Sequential Data

Posted on 2021-09-16 Edited on 2021-09-23 In ML Views:

Symbols count in article: 8.6k Reading time ≈ 8 mins.

Sequential Data

In some cases, we have i.i.d assumptions to allow use to express the likelihood function as the product over all data points of the probability distribution evaluated at each data point. However, in some cases namely sequential data, we may not have i.i.d samples.

Markov Models

To express the sequential dependence of the samples, we can relax the i.i.d assumption and one of the simplest ways to do this is to consider a Markov Model. First of all, without loss of generality, we can use the product rule to express the joint distribution for a sequence of observations in the form:

\[P(X_1, ...., X_n) = \prod^N_{n=1} P(X_n | X_1, ..., X_{n-1})\]

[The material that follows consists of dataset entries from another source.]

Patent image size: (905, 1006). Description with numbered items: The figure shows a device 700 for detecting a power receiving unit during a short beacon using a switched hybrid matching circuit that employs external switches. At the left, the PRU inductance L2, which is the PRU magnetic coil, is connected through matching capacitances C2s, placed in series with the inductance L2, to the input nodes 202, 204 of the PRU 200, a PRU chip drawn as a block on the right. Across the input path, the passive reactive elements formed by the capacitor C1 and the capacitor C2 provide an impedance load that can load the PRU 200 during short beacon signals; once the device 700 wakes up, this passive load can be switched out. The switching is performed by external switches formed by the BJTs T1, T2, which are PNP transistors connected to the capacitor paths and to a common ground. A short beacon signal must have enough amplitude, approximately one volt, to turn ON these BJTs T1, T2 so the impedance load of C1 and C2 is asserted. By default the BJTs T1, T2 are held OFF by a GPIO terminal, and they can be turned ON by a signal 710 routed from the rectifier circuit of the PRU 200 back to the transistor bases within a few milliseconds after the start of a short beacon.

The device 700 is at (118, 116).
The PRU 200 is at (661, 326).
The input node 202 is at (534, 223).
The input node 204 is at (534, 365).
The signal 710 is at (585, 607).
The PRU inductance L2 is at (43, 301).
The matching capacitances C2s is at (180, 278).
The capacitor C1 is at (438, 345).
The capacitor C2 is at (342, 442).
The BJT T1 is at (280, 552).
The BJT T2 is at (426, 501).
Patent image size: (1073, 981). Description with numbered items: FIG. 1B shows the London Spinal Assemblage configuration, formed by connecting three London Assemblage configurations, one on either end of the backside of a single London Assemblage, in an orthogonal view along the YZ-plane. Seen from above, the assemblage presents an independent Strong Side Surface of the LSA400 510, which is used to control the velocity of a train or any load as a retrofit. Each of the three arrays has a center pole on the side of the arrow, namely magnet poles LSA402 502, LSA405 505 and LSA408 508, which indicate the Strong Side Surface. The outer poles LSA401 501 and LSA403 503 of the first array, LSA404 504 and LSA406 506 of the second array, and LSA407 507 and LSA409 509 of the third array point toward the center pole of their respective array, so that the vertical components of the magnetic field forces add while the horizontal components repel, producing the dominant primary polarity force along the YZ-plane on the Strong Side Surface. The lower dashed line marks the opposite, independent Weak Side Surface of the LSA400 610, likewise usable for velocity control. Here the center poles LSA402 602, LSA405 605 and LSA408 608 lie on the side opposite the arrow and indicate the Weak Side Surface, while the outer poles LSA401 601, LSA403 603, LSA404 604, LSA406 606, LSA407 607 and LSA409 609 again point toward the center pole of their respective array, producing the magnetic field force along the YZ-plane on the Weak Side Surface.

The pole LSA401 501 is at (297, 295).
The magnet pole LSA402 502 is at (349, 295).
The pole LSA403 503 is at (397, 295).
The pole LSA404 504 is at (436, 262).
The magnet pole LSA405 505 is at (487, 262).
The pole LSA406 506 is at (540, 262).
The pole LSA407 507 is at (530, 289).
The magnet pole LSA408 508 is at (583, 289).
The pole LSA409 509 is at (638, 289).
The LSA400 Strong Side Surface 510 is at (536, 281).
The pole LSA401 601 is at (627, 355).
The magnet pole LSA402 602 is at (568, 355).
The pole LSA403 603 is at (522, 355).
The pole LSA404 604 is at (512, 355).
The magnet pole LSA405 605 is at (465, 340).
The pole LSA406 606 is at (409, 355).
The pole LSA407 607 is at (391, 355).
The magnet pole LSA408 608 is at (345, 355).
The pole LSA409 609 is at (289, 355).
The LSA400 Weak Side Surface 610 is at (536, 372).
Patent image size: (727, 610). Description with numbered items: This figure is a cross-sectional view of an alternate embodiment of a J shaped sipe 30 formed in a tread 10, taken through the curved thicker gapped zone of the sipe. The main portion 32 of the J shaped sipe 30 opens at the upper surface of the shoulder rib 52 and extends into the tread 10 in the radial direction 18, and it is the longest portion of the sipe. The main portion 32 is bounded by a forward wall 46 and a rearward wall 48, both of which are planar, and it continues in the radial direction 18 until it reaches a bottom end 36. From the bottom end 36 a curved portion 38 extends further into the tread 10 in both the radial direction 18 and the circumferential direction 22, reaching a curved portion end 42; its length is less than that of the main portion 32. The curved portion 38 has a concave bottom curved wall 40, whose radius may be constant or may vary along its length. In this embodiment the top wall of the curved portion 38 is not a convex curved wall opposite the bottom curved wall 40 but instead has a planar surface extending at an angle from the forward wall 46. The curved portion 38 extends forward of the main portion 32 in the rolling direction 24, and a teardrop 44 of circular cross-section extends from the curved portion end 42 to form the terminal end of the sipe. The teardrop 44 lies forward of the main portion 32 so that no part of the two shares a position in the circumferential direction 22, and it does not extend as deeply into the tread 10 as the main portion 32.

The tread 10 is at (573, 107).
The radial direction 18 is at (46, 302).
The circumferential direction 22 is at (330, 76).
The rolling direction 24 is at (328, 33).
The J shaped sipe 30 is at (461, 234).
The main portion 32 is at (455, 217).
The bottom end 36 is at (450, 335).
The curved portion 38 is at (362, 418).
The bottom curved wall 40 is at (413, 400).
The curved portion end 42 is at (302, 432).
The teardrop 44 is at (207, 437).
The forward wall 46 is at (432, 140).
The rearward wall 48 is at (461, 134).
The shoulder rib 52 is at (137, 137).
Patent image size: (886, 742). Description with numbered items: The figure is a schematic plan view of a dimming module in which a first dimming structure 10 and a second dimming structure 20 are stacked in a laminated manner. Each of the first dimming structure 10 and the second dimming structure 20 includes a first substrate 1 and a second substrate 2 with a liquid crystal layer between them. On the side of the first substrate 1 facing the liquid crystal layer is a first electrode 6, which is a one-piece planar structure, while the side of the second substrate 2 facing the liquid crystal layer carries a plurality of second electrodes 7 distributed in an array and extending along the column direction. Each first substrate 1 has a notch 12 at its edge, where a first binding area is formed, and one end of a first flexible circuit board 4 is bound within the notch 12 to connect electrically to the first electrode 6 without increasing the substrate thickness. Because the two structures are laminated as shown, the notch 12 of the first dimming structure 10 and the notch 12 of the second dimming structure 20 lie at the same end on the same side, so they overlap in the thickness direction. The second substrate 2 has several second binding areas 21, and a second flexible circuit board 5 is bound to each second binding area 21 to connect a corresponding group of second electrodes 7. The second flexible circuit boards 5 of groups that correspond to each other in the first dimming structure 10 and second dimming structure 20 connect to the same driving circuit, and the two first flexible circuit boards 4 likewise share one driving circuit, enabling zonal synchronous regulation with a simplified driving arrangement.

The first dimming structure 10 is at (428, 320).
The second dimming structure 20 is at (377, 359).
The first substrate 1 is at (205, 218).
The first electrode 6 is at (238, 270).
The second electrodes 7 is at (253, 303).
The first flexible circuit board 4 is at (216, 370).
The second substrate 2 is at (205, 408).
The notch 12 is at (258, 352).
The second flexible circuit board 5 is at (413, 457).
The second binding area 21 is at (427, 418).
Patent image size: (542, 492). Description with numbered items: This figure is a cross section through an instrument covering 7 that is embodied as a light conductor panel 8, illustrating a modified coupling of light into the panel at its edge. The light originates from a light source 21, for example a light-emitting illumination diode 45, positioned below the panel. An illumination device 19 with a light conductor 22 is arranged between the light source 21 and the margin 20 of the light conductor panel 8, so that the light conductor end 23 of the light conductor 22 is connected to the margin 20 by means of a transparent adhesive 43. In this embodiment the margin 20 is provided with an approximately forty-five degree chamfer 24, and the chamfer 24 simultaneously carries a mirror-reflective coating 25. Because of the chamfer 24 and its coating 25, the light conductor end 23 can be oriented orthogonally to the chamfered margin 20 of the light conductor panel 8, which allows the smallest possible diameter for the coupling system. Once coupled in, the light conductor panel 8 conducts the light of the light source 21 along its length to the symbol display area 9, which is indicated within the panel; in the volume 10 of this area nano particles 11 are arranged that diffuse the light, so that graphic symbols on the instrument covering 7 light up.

If we assume that each of the conditional distributions on the right-hand side is independent of all previous observations except the most recent, we obtain the first-order Markov Chain, which can depicted as graphical model:

The joint distribution for a sequence of \(N\) observations under this model is given by:

\[P(X_1, ..., X_N) = P(X_1) \prod^{N}_{n=2} P(X_n | X_{n-1})\]

Thus, if we use such a model to predict the next observation in a sequence, the distribution of predictions will depend only on the value of the immediately preceding observation and will be independent of all earlier observations. In most applications of such models, the conditional distributions \(P(X_n | X_{n-1})\) that define the model will be constrained to be equal, corresponding to a assumption of a stationary time series. The model is then known as the homogeneous Markov Chain (All conditional distribution share the same parameters).

However, first-order Markov model is still restrictive. For many sequential observations, we anticipate that the trends in the data over several successive observations will provide important information in predicting the next value. One way to allow earlier observations to have an influence is to move to higher-order Markov chains, the second-order Markov chain is given by:

\[P(X_1, ..., X_N) = P(X_1) P(X_2 | X_1) \prod^{N}_{n=3} P(X_n | X_{n-1}, X_{n-2})\]

Suppose we wish to build a model for sequences that is not limited by the Markov assumption to any order and yet that can be specified using a limited number of free parameters. We can achieve this by introducing additional latent variables to permit a rich class of models to be constructed out of simple components, as we did with mixture distributions.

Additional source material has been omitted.